Je n'aurai qu'un seul reproche, sur le scénario, c'est qu'il ne met pas assez en avant la comparaison des deux mondes, quand Victor goûte au luxe. On comprend pourquoi il pète les plombs à la
fin, mais c'est plus une question de principe. Si on avait plus vu ses difficultés à vivre parmi les siens après ses passages à la maison close, je pense que le personnage aurait été encore plus
convaincant par la suite. Une représentation case contre case, aurait peut-être eu de l'intérêt pour montrer le cheminement du personnage.
Wilfried Lupano est accompagné de Yannick Corboz au dessin. Il pos
sède un je ne sais quoi qui ne me convient pas complètement. Peut-être un trait légèrement trop caricatural parfois, sur les visages, qui fait perdre en humanité Alec, et qui l'écarte de la
monstruosité ordinaire dont il fait preuve. Rien d'insurmontable cependant.

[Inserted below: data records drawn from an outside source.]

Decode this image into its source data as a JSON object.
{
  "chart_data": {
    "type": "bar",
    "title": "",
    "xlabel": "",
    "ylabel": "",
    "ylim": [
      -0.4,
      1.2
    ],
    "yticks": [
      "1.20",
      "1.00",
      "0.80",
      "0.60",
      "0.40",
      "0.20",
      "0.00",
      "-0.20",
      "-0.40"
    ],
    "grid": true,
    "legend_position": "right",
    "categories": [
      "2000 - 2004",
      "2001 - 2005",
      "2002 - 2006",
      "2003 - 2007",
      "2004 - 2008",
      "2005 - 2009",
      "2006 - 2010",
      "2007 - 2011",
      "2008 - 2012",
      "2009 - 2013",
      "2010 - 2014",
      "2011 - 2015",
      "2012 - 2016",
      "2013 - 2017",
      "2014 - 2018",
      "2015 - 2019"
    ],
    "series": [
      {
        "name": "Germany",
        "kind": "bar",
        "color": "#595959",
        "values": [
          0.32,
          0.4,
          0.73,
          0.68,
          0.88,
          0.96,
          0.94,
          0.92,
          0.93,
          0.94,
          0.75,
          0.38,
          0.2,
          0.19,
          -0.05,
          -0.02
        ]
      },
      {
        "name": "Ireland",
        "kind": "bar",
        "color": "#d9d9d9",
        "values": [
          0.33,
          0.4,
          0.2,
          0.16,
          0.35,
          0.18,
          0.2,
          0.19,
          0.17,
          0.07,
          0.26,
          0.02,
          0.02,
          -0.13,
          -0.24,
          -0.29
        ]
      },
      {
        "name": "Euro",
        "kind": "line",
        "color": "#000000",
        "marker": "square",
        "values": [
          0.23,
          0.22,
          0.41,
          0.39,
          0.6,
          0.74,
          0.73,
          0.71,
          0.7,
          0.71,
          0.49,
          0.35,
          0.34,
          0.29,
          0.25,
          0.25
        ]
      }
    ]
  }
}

Ce premier tome s'avère très contradictoire dans les sentiments qu'il procure, mais je vais préférer retenir la profondeur de son scénario. Il fait mine de, ne se livre pas au premier abord et
pourtant recèle une modernité cruelle.
Je regarderai le tome 2 avec attention pour voir comment la société obtient l'assassin qu'elle mérite.